Siamo d’ accordo con Riccardo Petrella, maestro con cui ben di rado ci è capitato di essere in disaccordo. Il capitalismo globale ha assunto tutti i tratti del tecnofascismo e la trasformazione continua di beni comuni in capitale, dopo aver travolto l’ ambiente ed ogni ecosistema, ora aggredisce direttamente l’ umano, rendendolo a sua volta merce.

Con la strutturazione finanziaria e cognitiva di questo tardo capitalismo, l’illusione di volare (ossia di crescere), mentre invece stiamo precipitando, si nutre di nuovi apparati ideologici che abbattono il senso critico. In questo scenario il Comitato Rodotà, che abbiamo contribuito a fondare dopo un Convegno ai Lincei dello scorso 30 novembre, e che a breve potrà annunciare dopo poco più di un mese dall’inizio della raccolta nazionale, il raggiungimento delle prime 50.000 firme, cerca di evitare il disfattismo ma anche il velleitarismo.

Di fronte ai dati sul cambiamento climatico e alla relativa marginalità dell’Italia nel panorama globale, ci si può facilmente rassegnare pensando che non valga più la pena di lottare. Per converso, fra i molti che non smettono di lottare, prevale (e questo traspare anche dalle note di Petrella) il senso per cui “ci vuole ben altro” rispetto all’inserzione dei beni comuni e delle generazioni future come nozione giuridica al cuore del nostro sistema proprietario (ossia il Libro III del Codice Civile e gli artt. 9, 42 e 43 della Costituzione).

Noi siamo consci che ci voglia ben altro ma da qualche parte occorre iniziare e il Ddl Rodotà che ha generato in Italia e all’estero un importante cultura giuridica dei beni comuni deve diventare Legge. Ciò non basta perché la legge non serve a nulla se la cultura generale non è pronta a recepirla. Per questo abbiamo iniziato un cammino di ecoalfabetizzazione nazionale con tappe di discussione in ogni città e con gruppi spontanei che si incontrano che già ha fatto ripartire una discussione sui beni comuni che purtroppo in questi ultimi quattro anni è stata quanto mai autoreferenziale, monopolizzata dai protagonisti di alcune esperienze di avanguardia assolutamente marginali.

Noi pensiamo che dopo il referendum del 2011, grazie al quale il popolo italiano ha salvato dalla privatizzazione circa 200 miliardi di euro, i beni comuni appartengano a tutti e che proprio a tutti si debba rivolgere la campagna, in primis culturale, necessaria per difenderli. La necessità di liberarsi dalla obsoleta e formalistica nozione del demanio pubblico costruendo un diritto che va dalla natura dei beni al loro regime e non viceversa, era avanzatissima e innovativa 10 anni fa.

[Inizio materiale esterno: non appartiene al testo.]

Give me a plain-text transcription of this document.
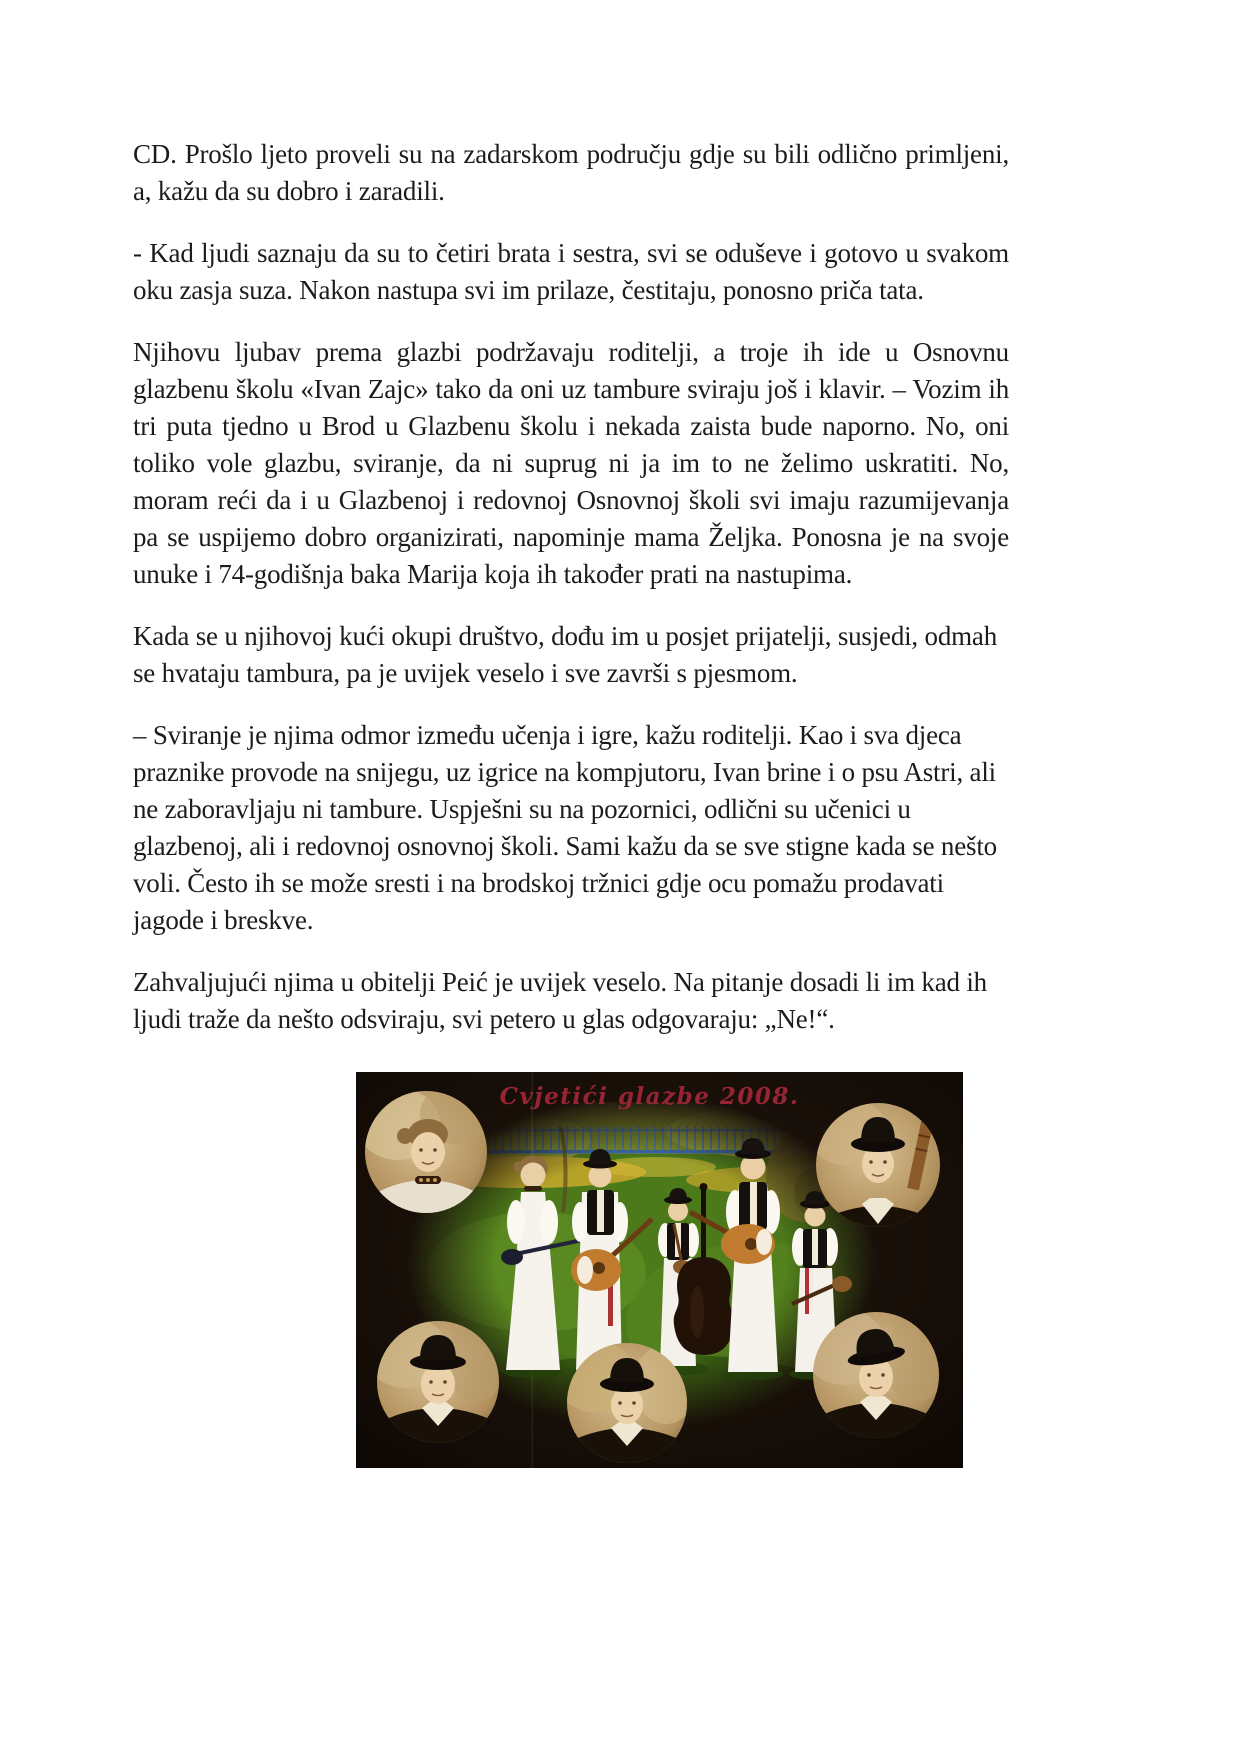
CD. Prošlo ljeto proveli su na zadarskom području gdje su bili odlično primljeni, a, kažu da su dobro i zaradili.

- Kad ljudi saznaju da su to četiri brata i sestra, svi se oduševe i gotovo u svakom oku zasja suza. Nakon nastupa svi im prilaze, čestitaju, ponosno priča tata.

Njihovu ljubav prema glazbi podržavaju roditelji, a troje ih ide u Osnovnu glazbenu školu «Ivan Zajc» tako da oni uz tambure sviraju još i klavir. – Vozim ih tri puta tjedno u Brod u Glazbenu školu i nekada zaista bude naporno. No, oni toliko vole glazbu, sviranje, da ni suprug ni ja im to ne želimo uskratiti. No, moram reći da i u Glazbenoj i redovnoj Osnovnoj školi svi imaju razumijevanja pa se uspijemo dobro organizirati, napominje mama Željka. Ponosna je na svoje unuke i 74-godišnja baka Marija koja ih također prati na nastupima.

Kada se u njihovoj kući okupi društvo, dođu im u posjet prijatelji, susjedi, odmah se hvataju tambura, pa je uvijek veselo i sve završi s pjesmom.

– Sviranje je njima odmor između učenja i igre, kažu roditelji. Kao i sva djeca praznike provode na snijegu, uz igrice na kompjutoru, Ivan brine i o psu Astri, ali ne zaboravljaju ni tambure. Uspješni su na pozornici, odlični su učenici u glazbenoj, ali i redovnoj osnovnoj školi. Sami kažu da se sve stigne kada se nešto voli. Često ih se može sresti i na brodskoj tržnici gdje ocu pomažu prodavati jagode i breskve.

Zahvaljujući njima u obitelji Peić je uvijek veselo. Na pitanje dosadi li im kad ih ljudi traže da nešto odsviraju, svi petero u glas odgovaraju: „Ne!“.

Cvjetići glazbe 2008.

Oggi è urgente perché nuove privatizzazioni incombono e il lavoro critico da svolgere per superare l’ottusità generata dalla contrapposizione ideologica fra pubblico e privato, di cui si pasce l’ ideologia del costituzionalismo borghese, è davvero imponente (come dimostrano alcune reazioni scomposte alla nostra proposta). Quindi benissimo discutere come suggerisce il compagno Azzariti, ma sempre ricordando che una cosa è discutere una cosa è fermarsi per far solo quello.

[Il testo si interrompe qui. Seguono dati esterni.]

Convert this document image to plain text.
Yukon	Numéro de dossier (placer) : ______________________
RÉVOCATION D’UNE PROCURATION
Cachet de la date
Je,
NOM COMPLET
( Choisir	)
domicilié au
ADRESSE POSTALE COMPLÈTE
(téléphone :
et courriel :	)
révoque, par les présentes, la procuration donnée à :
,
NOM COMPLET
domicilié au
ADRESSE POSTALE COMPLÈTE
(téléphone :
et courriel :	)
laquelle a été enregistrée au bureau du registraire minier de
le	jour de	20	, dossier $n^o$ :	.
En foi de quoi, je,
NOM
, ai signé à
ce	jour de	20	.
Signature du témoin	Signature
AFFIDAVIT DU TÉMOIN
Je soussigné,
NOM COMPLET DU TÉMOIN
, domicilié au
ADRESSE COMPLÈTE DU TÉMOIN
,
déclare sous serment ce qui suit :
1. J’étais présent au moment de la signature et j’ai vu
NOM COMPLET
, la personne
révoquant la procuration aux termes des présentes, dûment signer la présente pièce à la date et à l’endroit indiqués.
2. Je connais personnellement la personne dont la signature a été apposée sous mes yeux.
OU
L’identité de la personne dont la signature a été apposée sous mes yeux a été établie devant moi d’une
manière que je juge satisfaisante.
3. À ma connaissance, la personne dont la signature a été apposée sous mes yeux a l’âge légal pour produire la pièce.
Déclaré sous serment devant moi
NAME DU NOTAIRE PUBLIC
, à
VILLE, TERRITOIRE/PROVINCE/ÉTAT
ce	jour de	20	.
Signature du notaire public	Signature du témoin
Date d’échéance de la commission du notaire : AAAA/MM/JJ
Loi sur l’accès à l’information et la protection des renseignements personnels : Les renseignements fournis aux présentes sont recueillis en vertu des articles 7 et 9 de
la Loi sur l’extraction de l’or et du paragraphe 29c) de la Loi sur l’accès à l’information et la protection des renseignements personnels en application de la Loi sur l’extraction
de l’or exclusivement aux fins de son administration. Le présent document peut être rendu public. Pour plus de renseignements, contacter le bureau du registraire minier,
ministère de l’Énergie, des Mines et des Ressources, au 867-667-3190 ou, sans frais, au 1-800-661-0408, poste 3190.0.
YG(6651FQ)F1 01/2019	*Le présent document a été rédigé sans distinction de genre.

Se avessimo dato retta a quanti ci invitavano a fermarci a discutere quando mettemmo online i quesiti del Referendum contro il Decreto Ronchi nel novembre 2009 li avremmo magari vinti ma a privatizzazioni (fissate per il dicembre 2011) già avvenute! Bisogna saper capire quando sta passando l’ ultimo treno. In un panorama di degrado politico drammatico, con in vista solo tempi bui, occorre dare una canalizzazione istituzionale al vento dell’ecologismo, interpretato dalle generazioni future che pagheranno il conto della nostra ottusità. Per questo il 15 marzo, in occasione del Friday for Future il Comitato Rodotà per i beni pubblici e comuni (www.benipubbliciecomuni.it) porterà banchetti in almeno 100 piazze per dare ai neo maggiorenni la possibilità di esercitare un diritto costituzionale, spiegando loro di che si tratta.

Per questo stiamo costruendo la Cooperativa delfino ad azionariato intergenerazionale, una istituzione del comune oltre il pubblico e il privato (per dirla con Maria Rosaria Marella) che saprà diventare un potente e strutturato antagonista dei troppi soggetti giuridici squalo che, tanto privati quanto pubblici, praticano devastanti politiche estrattive. Troppo poco? Noi questo proviamo a configurare come un percorso concreto e davvero aperto che non si limiti ai moniti e agli auspici. Camminando si può continuare a discutere.